Many foreigners work in the Nestlé plant and at the town’s other big
employer, Coop, a Wal-Mart-like retailer. “My sister-in-law works for
Nestlé,” Mr. Bakci said.

Walter Leisi, 64, remembers well when in 1962 his father, a baker
from Basel, decided to build a factory in Wangen to produce his packaged
puff pastry, which had been such a hit at home. “We had three
nationalities back then,” he said, recalling the starting work force of
about 70 people. “Swiss, Italians and Spaniards.”

In 1972 the factory passed into Nestlé’s hands, but the younger Mr.
Leisi, who also voted against the minaret ban, managed it until last
year. Now there are 400 employees, about two-thirds non-Swiss. “Many
Swiss think it’s not necessary for them to work nights,” he said.

Signs on factory walls are in numerous languages, including
Albanian, Serbian, Italian and Turkish. During the wars in the former
Yugoslavia in the 1990s, Mr. Leisi said, “I had a bad feeling; would
there be knifings here?

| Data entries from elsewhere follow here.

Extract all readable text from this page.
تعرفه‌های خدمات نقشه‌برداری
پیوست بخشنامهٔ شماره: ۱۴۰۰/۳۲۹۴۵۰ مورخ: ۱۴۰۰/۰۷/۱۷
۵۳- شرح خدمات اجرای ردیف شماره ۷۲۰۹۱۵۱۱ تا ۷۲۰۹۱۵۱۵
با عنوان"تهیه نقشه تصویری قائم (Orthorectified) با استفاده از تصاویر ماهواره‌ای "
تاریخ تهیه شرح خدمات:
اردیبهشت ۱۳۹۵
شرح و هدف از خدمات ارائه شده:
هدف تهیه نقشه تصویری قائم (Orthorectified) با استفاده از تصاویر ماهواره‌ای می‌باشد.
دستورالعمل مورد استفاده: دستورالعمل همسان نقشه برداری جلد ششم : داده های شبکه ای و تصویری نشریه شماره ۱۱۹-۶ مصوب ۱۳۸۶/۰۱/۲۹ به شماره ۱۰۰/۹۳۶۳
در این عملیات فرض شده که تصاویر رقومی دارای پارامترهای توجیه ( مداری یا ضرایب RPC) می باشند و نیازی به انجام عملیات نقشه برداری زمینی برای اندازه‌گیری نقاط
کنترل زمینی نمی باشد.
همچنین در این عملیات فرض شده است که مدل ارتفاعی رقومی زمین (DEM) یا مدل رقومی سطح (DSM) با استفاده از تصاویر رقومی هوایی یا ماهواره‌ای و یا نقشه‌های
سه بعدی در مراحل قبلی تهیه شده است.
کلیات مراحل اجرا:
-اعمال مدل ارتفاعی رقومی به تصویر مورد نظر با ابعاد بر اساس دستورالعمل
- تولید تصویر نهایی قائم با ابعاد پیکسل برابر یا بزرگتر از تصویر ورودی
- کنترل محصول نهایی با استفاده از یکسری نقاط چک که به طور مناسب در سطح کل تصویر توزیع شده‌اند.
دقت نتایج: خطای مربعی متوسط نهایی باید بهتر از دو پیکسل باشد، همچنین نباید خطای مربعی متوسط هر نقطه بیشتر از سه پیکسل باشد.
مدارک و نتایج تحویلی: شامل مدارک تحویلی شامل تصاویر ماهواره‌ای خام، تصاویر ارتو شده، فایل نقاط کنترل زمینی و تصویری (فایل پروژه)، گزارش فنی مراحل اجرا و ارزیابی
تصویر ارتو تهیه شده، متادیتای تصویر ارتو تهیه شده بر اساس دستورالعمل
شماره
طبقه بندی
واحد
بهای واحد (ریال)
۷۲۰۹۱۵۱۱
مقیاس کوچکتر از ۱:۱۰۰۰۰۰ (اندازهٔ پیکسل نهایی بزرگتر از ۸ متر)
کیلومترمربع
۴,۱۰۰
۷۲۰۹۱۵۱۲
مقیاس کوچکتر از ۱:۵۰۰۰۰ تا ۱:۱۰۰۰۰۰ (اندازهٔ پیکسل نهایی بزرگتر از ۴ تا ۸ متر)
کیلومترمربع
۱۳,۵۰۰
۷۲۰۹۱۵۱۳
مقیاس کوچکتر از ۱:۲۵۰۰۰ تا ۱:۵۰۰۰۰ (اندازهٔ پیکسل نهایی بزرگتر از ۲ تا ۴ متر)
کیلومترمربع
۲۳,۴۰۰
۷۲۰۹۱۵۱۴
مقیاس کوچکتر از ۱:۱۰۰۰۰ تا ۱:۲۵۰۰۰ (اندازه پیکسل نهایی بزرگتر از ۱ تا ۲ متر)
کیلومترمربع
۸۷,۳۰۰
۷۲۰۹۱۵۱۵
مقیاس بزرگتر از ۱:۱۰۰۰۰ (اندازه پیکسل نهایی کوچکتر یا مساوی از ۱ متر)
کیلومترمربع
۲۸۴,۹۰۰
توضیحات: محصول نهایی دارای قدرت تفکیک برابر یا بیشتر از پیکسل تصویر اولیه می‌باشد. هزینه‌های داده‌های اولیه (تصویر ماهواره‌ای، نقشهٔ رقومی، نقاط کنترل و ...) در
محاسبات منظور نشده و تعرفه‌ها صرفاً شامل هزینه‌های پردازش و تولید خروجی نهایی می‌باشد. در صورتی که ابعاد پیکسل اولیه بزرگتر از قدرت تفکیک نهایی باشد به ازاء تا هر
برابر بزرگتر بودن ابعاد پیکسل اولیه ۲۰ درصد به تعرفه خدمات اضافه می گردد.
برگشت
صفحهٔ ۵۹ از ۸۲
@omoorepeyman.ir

Down there they were killing each other, yet
here we never had a problem.”

Most of the factory’s halal products are exported to France, which
has Europe’s largest Muslim population. To meet growing demand, the
factory runs three eight-hour shifts a day, Mr. Decker said, sometimes
Saturdays.

How does Mr. Leisi explain the resistance to minarets in a town that
lives in part by selling food to Muslims?

“The problem is you had a certain category of extremist on one side,
and another on the other side,” he said, shaking his head.

Gesturing over his shoulder toward the Turkish club, he added, “One
of the reasons, of course, was that little minaret over there.”